Palpitante parábola del 15-M

Algo poderoso ha cambiado cosas. Algo que como un brazo que ha germinado de la realidad está tirando de ella hacia arriba, algo ya imparable, irreversible, como un eco infatigable que resuena mientras escribo estas líneas, que nos acompaña, que nos va a acompañar siempre, un incesante eco, surgido de manera providencial, en el momento justo, como el Barón de Munchhaussen tirando de su coleta para escapar de la ciénaga, salvándose a sí mismo desde sí mismo, acaso cuando ya daba su último suspiro en la honda, tenebrosa ciénaga. Hay algo nuevo sobre el mundo. Algo engendrado en la noche silenciosa y cuyo nacimiento homenajeamos ahora uniendo nuestras copas, brindando con vino recién descorchado, multiplicando los platos sobre la mesa, hablando hasta la saciedad, de madrugada en madrugada, saciándonos de palabra, de palabra viva. Una felicidad de vieja infancia, un lúcido volver a ser niños, pero niños sabios. Este algo inasible piensa. Este algo inasible somos todos. Se multiplica sobre la vieja tierra. Por fin. Inasible. Irá adquiriendo formas distintas, proteicamente, tentativamente, como un monstruo transfigurado para sorpresa de todos en un ángel, en un torbellino de ángeles frenéticos.
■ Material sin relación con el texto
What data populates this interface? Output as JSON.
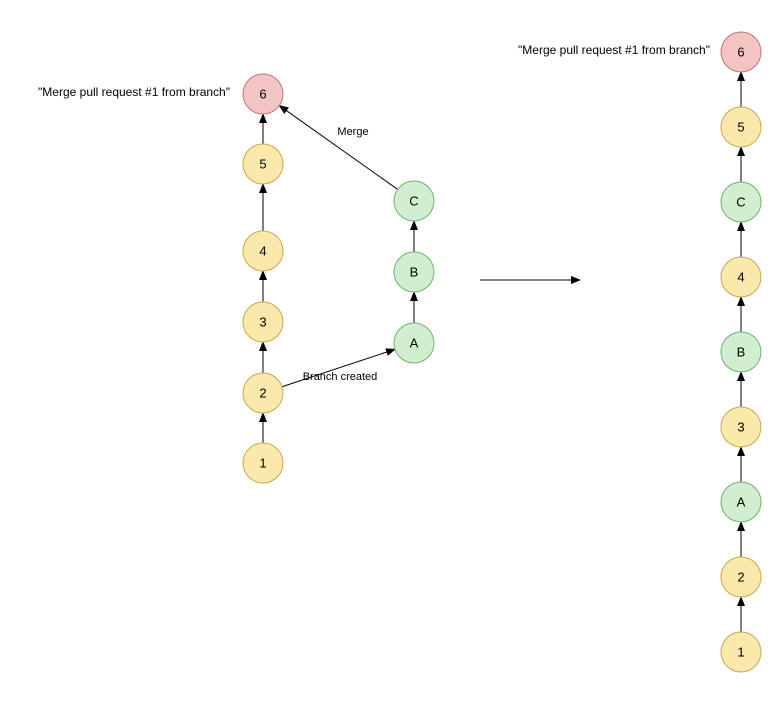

Las muchas lenguas han vuelto a edificar juntas. Brota un fuego que somos todos y ninguno, que quema, que nos quema dulcemente, en la negra noche. Hasta ahora vencían, pero con esto no van a poder. Este cauce sinuoso que ellos mismos pusieron en el mundo los va a arrojar del mundo al lugar de donde nunca debieron haber salido. Al Hades horrible al que sirven. Porque hasta ahora era un laberinto poblado de hombres, con un helado corazón en el centro, con una insaciable mandíbula en su centro. El Minotauro decidía, reclamaba su tributo de jóvenes doncellas y a él era sacrificada la triste humanidad. Cada nuevo día, cada nueva ilusión y cada nuevo héroe morían cansinamente entre sus fauces. Pero Teseo, el último hombre, superviviente de mil batallas, el que es todos los hombres y ninguno, invisible, anónimo, de múltiples rostros, llega danzando la danza inusitada, inesperada e imprevisible. El Minotauro intenta arrojarle duros manotazos a la cara. Pero Teseo no tiene cara, o mejor dicho, es como la hidra, por cada cabeza que rueda sobre el suelo ensangrentada, brotan dos nuevas cabezas. Hasta ahora el Minotauro podía hacer añicos cualquier cristal, cualquier blanca rosa. Durante mil años ha vencido. Porque los anteriores hombres quisieron ser como él: uno, homogéneo, de una dureza mineral, férreos. Porque hay un mal visible, un mal que hasta ahora podía vencer. Las duras pezuñas del Minotauro eran peores siempre, siempre más duras, más crueles. El Minotauro ávido en su bacanal de sangre seguía matando a cuanto le desafiaba, a cuanto apuntaba a su final, lo que le señalaba su cadalso. El Minotauro era astuto y cruel, despiadado, sin alma.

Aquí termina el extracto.